ISLAMABAD – Pakistan’s private sector is pushing back hard against Sui Northern Gas Pipelines Limited’s (SNGPL) plan to raise gas transportation tariffs by nearly 50%, warning that the move could choke competition, scare off private investment, and pile additional costs on an already struggling economy.
The outcry came during a regulatory hearing on Monday, where the Oil and Gas Regulatory Authority (OGRA) reviewed SNGPL’s request for a 46% tariff increase for FY2024–25 and 49% for FY2025–26.
Rising Costs vs. Soaring Profits
SNGPL argued the steep hike was necessary to cover climbing operational expenses, which jumped from Rs66 billion in FY2020 to Rs94 billion in FY2024. However, industry leaders challenged the justification, pointing to the company’s profits, which have more than doubled to Rs38.9 billion in the same period, even as Pakistan battles worsening gas shortages.
“Costs keep going up, profits are soaring, and yet consumers are starved of supply,” one industry representative said, calling the tariff request “tone-deaf” given the energy crisis.
Private Sector: Tariff Hike Strengthens Monopoly
Ghiyas Abdullah Paracha, CEO of Universal Gas Distribution Company Limited (UGDC), said the hike would only cement SNGPL’s monopoly and undermine efforts to create a competitive gas market. UGDC, Pakistan’s first private gas supplier, ships LNG through SNGPL’s network but argues that high tariffs make private investment unviable.
“This increase is irrational and unsustainable,” Paracha said. “It will discourage private participation and destabilize the market at a time when we need competition the most.”
Paracha also pushed for structural reforms:
- Splitting SNGPL’s transmission, distribution, and sales operations into separate entities.
- Introducing a multi-year tariff plan tied to inflation.
- Enforcing uniform benchmarks for gas losses (UFG).
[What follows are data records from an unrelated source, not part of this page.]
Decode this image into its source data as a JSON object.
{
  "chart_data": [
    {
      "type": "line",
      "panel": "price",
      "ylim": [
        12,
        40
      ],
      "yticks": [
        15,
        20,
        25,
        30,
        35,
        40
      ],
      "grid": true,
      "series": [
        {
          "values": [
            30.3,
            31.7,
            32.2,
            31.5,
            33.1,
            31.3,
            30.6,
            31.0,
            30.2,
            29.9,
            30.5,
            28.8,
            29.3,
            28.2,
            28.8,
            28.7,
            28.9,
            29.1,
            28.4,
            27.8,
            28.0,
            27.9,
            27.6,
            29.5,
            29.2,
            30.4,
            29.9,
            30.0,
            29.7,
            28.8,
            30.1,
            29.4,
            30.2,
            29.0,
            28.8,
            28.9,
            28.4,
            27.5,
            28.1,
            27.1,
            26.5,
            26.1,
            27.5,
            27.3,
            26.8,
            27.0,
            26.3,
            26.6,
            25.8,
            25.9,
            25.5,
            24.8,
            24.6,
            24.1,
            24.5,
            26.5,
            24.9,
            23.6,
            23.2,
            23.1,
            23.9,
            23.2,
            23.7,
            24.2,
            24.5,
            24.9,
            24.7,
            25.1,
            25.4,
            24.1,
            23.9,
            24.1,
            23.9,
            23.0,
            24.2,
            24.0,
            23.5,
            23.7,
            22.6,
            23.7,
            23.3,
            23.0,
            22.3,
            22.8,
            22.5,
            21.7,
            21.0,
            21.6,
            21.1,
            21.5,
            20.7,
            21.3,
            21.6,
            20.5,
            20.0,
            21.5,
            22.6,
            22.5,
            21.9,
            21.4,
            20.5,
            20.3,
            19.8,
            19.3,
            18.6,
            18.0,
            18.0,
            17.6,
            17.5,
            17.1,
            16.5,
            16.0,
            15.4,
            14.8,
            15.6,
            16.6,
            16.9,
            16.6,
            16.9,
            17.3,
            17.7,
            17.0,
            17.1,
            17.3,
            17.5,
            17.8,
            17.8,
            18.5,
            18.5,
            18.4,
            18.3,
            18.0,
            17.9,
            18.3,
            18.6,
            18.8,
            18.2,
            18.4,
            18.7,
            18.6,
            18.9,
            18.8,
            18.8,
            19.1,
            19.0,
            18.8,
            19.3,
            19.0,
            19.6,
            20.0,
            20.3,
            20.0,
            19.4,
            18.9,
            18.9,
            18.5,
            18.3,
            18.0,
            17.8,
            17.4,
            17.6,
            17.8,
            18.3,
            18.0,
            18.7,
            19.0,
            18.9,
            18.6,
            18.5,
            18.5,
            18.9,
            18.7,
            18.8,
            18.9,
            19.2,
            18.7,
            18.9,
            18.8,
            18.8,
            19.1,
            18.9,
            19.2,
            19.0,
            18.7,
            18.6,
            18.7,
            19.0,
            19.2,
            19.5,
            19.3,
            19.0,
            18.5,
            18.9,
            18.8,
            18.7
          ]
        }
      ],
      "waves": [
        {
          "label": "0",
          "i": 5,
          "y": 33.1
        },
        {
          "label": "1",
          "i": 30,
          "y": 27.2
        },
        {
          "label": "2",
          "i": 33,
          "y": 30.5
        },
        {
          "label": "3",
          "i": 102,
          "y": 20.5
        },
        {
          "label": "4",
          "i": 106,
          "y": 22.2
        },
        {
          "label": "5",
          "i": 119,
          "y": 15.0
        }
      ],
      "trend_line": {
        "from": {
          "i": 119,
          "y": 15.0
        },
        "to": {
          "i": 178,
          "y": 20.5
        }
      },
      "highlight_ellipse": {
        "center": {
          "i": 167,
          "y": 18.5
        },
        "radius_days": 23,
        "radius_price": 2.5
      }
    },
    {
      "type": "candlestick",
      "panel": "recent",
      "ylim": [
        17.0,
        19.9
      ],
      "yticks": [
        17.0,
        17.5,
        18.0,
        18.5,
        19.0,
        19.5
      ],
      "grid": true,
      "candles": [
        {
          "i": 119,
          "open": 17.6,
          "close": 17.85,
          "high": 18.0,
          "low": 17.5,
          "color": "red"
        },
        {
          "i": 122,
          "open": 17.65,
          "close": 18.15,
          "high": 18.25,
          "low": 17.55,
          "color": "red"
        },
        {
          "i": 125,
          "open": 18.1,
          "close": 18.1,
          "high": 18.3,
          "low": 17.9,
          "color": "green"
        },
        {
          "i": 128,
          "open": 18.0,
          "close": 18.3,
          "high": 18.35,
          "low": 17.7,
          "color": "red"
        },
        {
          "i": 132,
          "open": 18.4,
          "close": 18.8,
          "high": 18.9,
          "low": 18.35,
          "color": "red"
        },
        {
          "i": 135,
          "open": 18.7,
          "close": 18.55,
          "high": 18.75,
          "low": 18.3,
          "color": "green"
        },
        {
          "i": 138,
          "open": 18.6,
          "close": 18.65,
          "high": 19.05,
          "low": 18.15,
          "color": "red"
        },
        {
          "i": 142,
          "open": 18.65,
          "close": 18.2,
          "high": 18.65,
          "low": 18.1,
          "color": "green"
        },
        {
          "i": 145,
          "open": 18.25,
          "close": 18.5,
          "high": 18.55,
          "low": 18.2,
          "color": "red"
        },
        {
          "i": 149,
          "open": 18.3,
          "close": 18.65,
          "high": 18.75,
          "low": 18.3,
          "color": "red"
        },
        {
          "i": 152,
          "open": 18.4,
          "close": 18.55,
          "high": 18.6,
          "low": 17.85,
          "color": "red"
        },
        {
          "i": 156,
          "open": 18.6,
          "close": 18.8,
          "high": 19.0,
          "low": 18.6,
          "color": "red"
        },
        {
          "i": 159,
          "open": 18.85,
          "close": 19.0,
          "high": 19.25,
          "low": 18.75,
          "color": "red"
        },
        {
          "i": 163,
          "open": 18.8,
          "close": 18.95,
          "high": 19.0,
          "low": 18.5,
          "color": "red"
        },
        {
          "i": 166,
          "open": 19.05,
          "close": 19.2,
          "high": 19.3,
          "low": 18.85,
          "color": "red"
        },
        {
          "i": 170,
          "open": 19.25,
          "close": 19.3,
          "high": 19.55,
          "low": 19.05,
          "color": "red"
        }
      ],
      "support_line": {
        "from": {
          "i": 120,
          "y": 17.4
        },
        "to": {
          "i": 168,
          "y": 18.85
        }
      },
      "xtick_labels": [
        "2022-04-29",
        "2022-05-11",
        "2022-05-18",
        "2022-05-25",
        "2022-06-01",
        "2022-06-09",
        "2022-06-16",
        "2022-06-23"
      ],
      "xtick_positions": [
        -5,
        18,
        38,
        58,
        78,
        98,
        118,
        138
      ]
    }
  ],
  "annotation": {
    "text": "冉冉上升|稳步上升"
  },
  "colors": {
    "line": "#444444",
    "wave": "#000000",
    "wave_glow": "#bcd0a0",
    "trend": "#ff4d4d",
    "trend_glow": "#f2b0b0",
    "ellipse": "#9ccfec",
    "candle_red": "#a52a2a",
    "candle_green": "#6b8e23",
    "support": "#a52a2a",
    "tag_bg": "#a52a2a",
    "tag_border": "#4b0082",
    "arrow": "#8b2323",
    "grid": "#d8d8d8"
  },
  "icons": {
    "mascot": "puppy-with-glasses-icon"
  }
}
- Bringing in independent legal reviews of regulatory frameworks.
Energy Mix and LNG Surplus Add to Pressure
The private sector blames part of the crisis on Pakistan’s long-term LNG contracts, which have forced the government to cut 400 million cubic feet per day of domestic gas production to make room for imported shipments. Prime Minister Shehbaz Sharif is expected to seek adjustments to those contracts during an upcoming visit to Qatar.
Industry groups, including the All Pakistan Textile Mills Association (APTMA), argued that Pakistan’s energy policies are riddled with inefficiencies. APTMA’s Asim Riaz criticized the use of expensive LNG to replace cheaper coal, instead of displacing furnace oil in power generation.
Regulator Aims for Balance
OGRA Chairman Masroor Khan pushed back against claims of favoritism, stressing that the regulator has rejected over Rs84 billion in SNGPL expenditure claims in recent years and Rs57 billion in the current review cycle to protect consumers.
Meanwhile, SNGPL General Manager Saqib Abbas said the company has little control over retail gas prices, which are set by the government, and argued that cross-subsidies unfairly burden end-users. He urged OGRA to shift part of that cost to private shippers.
Decision Pending, But Stakes Are High
The hearing ended without a verdict, but business leaders warned that approving the hikes could push Pakistan’s gas market closer to collapse. They urged reforms to create a multi-supplier market that encourages investment and efficiency rather than entrenching a state-run monopoly.
“Without competition and transparency, this sector will keep spiraling,” Paracha said, echoing a sentiment shared across industries.